The Nigerian government’s implementation of a windfall tax on banks has begun yielding significant revenue, with six major banks already remitting a combined total of N205.59 billion for the 2024 financial year. This development confirms that lobbying efforts by the banking sector to mitigate the impact of the tax have been unsuccessful. Zenith Bank leads the pack with a payment of N63.31 billion, followed by UBA at N57.91 billion (covering both 2023 and 2024), GTCO at N51.25 billion, Stanbic IBTC Holdings at N17.18 billion, Fidelity Bank at N13.33 billion, and Wema Bank at N2.62 billion. These payments represent the initial wave of collections, with government projections indicating a potential total revenue of N1 trillion from the levy, suggesting that substantial sums are yet to be collected from other banks.
The windfall tax, formalized through the Finance (Amendment) Act 2023, levies a 70% charge on realized profits from foreign exchange transactions made by banks between 2023 and 2025. This legislation was enacted in response to the substantial profits banks accrued due to the naira’s devaluation in mid-2023. The devaluation resulted in significant unrealised and realised foreign exchange gains for banks holding foreign currency assets. The government aims to utilize the revenue generated from this tax to boost its tax-to-GDP ratio from 11% to 18% within three years. This ambitious target underscores the government’s focus on increasing revenue mobilization and fiscal consolidation.
The justification for the windfall tax lies in the principle of capturing profits derived from unforeseen and favorable market conditions rather than from a company’s inherent operational efficiency or strategic initiatives. In this case, the devaluation of the naira, a policy decision by the Central Bank of Nigeria, created a windfall for banks holding foreign currency assets. The government argues that taxing these gains is a legitimate way to share in the benefits derived from its policy decisions. However, the banking sector has expressed reservations about the tax, arguing that it penalizes them for circumstances beyond their control and could potentially undermine their financial stability.
Despite initial resistance from the banking sector, including lobbying efforts to reduce the tax rate, the government has held firm in its implementation strategy. Reports suggest that bank executives engaged in high-level lobbying with the presidency and other government officials to seek a reduction in the 70% levy. However, these efforts appear to have been unsuccessful, as the government proceeds with collecting the tax at the stipulated rate. The initial payments made by the six banks represent a significant step towards achieving the government’s revenue target and signal its resolve to implement the tax despite industry opposition.

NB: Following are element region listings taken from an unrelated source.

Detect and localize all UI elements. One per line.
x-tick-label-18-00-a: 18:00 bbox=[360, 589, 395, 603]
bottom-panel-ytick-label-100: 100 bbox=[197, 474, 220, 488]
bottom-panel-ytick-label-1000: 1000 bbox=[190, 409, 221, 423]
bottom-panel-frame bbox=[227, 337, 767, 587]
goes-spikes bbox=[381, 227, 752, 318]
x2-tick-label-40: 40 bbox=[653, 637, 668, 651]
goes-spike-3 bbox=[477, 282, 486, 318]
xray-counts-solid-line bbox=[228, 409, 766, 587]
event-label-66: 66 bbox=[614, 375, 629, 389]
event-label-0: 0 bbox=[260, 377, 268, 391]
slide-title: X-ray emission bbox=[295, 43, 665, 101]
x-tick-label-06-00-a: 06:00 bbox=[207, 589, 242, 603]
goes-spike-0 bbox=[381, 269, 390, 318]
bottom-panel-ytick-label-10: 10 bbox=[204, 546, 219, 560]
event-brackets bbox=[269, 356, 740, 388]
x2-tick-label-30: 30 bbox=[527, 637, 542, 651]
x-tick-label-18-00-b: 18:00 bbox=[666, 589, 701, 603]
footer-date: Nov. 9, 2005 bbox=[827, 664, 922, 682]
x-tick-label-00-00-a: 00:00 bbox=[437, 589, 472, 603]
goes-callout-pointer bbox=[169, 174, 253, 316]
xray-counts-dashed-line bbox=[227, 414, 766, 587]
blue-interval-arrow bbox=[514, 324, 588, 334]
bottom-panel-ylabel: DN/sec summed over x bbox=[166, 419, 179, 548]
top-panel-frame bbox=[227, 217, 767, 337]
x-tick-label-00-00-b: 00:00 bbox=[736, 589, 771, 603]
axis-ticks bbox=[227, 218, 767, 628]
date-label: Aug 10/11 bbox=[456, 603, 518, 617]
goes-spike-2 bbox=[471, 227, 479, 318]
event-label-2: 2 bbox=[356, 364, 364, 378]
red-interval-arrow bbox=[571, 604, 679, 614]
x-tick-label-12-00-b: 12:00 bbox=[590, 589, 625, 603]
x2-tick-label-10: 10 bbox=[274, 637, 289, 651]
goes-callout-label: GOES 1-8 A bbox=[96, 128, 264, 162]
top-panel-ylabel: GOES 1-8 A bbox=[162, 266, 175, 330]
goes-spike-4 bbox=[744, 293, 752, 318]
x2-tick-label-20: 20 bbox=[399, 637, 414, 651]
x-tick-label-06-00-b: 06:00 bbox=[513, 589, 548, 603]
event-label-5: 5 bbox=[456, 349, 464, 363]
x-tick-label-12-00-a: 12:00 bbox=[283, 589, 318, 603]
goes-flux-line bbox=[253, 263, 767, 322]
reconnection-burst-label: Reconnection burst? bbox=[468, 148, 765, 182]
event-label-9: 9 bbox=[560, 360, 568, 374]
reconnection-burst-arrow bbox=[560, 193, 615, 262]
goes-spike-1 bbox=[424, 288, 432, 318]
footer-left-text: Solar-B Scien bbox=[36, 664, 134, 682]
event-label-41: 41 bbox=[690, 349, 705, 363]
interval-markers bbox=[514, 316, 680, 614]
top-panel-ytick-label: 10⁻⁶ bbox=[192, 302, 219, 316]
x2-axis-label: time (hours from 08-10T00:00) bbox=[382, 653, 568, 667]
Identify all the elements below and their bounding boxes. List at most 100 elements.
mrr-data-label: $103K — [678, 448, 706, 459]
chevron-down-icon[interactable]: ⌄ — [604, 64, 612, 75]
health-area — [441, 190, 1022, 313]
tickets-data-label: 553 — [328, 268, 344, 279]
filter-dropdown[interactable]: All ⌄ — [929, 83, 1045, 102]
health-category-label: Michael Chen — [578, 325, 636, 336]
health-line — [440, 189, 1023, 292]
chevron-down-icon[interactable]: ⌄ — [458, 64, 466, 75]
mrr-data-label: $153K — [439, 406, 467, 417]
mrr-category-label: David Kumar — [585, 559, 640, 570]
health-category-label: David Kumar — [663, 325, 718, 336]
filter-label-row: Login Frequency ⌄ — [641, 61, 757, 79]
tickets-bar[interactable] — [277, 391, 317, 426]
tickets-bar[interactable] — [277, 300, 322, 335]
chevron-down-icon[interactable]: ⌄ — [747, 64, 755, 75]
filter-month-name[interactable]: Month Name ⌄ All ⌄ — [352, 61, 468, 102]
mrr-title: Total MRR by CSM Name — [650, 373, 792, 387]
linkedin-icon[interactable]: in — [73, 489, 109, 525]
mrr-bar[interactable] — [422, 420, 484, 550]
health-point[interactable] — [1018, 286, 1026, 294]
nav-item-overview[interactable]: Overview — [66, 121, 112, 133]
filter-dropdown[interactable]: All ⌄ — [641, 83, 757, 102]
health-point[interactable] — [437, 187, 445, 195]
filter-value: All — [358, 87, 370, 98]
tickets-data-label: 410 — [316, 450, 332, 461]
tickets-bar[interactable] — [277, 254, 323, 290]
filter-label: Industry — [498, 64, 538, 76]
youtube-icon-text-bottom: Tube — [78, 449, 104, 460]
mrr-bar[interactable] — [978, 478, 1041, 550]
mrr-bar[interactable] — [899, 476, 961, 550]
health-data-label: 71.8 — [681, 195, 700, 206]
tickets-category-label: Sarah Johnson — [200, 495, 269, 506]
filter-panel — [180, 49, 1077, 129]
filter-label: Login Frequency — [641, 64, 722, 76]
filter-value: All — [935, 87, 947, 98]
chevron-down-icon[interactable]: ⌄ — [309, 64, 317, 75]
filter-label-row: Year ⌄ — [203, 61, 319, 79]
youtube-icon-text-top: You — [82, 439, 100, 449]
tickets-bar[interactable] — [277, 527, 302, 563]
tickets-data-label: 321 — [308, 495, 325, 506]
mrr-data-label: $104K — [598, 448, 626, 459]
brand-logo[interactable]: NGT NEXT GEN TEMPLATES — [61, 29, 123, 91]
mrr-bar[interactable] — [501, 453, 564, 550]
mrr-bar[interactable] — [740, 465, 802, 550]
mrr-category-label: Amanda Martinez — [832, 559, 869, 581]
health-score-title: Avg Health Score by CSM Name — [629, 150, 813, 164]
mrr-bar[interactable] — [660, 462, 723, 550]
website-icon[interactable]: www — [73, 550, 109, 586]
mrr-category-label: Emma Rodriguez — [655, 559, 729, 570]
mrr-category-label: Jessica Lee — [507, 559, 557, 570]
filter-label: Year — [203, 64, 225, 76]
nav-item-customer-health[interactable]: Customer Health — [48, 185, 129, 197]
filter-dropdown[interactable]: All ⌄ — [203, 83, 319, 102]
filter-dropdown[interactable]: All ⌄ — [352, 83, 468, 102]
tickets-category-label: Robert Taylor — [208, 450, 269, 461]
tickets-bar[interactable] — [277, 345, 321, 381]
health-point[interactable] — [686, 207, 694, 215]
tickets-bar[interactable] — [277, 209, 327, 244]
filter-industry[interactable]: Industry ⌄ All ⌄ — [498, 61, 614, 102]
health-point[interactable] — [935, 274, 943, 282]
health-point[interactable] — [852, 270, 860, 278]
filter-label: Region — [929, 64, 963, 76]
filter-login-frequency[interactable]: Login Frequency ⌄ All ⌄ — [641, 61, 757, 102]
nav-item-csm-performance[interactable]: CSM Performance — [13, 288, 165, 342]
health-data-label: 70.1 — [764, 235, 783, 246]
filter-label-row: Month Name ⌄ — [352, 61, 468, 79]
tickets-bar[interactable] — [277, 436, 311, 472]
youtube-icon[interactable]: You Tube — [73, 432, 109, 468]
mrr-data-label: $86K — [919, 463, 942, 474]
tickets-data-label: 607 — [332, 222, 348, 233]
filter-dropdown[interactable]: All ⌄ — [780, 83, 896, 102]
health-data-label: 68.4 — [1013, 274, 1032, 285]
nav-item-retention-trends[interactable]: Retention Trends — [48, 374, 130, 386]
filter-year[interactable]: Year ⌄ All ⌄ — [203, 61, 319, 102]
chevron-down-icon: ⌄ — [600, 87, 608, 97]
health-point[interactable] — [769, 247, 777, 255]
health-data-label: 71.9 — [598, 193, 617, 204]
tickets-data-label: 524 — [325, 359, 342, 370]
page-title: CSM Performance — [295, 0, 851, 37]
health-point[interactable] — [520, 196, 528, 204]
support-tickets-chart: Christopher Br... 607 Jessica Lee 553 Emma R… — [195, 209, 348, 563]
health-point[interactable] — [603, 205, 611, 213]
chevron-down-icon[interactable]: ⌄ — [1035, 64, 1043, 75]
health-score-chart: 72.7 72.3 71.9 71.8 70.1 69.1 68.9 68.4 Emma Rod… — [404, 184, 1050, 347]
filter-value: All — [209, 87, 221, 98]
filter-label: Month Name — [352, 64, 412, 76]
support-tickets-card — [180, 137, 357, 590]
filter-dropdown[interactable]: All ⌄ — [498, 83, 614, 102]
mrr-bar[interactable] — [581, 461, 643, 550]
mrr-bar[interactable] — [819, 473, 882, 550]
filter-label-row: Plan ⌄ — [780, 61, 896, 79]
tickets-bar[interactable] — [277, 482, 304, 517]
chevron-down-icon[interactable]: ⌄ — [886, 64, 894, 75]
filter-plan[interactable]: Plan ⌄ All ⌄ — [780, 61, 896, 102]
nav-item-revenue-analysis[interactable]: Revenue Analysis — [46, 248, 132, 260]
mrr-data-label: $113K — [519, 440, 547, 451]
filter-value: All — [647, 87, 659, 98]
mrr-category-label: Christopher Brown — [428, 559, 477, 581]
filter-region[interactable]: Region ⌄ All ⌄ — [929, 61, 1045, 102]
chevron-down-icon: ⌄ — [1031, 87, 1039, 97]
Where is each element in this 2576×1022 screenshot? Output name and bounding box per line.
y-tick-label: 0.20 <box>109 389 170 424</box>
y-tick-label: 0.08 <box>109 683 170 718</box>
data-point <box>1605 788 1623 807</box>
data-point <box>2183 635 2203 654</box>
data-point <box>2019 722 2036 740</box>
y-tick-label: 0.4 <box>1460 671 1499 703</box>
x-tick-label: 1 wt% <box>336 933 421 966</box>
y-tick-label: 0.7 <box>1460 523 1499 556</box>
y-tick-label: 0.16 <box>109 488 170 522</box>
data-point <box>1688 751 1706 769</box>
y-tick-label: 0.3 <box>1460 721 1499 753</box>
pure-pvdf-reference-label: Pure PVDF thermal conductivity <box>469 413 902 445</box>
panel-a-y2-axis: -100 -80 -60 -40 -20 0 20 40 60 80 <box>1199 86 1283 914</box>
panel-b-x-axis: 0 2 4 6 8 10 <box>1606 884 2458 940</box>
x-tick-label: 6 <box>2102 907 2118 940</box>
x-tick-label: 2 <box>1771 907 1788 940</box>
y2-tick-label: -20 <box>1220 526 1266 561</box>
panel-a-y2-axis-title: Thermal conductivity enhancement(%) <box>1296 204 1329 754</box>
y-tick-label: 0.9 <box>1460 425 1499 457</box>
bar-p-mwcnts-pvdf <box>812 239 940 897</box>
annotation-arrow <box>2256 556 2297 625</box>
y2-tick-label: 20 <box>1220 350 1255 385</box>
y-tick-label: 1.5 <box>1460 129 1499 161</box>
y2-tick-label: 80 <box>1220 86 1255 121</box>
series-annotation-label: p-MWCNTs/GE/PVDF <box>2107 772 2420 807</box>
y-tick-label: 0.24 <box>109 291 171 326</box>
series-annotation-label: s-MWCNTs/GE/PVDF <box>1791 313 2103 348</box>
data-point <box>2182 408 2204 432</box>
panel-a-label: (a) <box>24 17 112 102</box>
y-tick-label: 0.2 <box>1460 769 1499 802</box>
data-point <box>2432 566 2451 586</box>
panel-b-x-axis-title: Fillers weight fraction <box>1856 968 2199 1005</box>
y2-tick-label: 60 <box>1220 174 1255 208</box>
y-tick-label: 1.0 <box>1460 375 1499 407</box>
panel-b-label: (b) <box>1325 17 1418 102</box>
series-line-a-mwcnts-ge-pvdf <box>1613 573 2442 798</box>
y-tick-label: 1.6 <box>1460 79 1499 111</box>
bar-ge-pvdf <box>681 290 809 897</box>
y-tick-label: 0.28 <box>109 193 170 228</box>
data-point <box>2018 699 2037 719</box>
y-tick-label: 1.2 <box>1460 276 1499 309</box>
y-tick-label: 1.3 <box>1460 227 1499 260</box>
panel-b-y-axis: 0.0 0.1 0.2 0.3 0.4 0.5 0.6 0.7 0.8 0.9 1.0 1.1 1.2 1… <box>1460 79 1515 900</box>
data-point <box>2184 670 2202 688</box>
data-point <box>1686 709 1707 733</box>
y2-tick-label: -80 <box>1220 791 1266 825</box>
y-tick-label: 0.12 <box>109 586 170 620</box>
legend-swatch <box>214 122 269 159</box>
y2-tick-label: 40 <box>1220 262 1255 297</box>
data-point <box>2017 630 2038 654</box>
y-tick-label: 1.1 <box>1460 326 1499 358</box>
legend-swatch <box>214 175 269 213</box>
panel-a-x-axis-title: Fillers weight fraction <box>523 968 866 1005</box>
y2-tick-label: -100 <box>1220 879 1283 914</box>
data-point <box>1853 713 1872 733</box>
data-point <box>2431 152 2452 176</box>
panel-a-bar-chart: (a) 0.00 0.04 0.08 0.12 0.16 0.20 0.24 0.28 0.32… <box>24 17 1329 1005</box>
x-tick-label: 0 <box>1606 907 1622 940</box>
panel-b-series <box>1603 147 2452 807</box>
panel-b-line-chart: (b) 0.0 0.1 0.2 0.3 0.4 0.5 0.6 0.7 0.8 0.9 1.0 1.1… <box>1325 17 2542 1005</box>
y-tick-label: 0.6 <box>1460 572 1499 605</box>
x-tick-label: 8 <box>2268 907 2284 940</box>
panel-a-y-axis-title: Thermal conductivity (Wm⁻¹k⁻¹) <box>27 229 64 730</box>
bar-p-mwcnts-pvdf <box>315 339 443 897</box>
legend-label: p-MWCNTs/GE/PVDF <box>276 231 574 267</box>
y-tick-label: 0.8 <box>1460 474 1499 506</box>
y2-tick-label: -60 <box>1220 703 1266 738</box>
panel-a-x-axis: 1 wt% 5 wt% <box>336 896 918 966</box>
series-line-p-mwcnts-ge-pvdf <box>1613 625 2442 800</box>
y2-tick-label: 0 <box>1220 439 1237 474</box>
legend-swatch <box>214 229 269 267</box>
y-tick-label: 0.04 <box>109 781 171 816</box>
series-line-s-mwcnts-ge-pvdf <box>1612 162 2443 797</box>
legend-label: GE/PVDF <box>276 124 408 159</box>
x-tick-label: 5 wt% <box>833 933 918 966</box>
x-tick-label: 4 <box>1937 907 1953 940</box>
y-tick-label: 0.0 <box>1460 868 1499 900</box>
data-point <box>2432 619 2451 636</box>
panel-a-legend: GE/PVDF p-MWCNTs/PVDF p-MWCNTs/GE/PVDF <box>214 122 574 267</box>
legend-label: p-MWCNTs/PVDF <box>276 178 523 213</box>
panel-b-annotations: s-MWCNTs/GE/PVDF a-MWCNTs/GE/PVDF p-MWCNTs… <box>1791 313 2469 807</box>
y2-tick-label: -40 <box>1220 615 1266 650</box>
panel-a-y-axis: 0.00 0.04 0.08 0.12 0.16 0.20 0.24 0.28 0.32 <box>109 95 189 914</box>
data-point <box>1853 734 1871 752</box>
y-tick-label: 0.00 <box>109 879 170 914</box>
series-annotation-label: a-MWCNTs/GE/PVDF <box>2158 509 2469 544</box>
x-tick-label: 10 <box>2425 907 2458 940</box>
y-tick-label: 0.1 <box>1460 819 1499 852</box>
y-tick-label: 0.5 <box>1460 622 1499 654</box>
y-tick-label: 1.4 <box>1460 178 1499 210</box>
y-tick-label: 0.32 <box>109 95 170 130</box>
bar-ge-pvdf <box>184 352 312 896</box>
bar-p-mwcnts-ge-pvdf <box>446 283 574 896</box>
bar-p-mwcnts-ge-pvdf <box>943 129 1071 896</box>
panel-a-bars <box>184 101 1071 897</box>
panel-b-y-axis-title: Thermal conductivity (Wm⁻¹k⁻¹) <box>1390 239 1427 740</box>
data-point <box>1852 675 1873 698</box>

The introduction of the windfall tax has drawn criticism from various stakeholders, including shareholder advocacy groups. Concerns have been raised regarding the potential negative impact of the tax on the banking sector’s profitability and capital adequacy, especially for banks operating close to regulatory capital thresholds. International rating agencies, such as Moody’s, have also expressed concerns about the credit implications of the tax for Nigerian banks. Shareholder representatives argue that the government should also address the negative impacts of the naira devaluation on other sectors of the economy, rather than solely focusing on taxing the gains made by banks. They advocate for a more balanced approach that considers the broader economic consequences of the devaluation.
Looking ahead, the government’s success in collecting the projected N1 trillion from the windfall tax will depend on its ability to enforce compliance among all affected banks. While the initial payments signify a positive start, significant sums remain outstanding. The ongoing debate surrounding the tax highlights the complex interplay between government revenue generation, financial sector stability, and the broader economic impact of policy decisions like currency devaluation. The long-term consequences of the windfall tax on the Nigerian banking sector and the economy as a whole remain to be seen.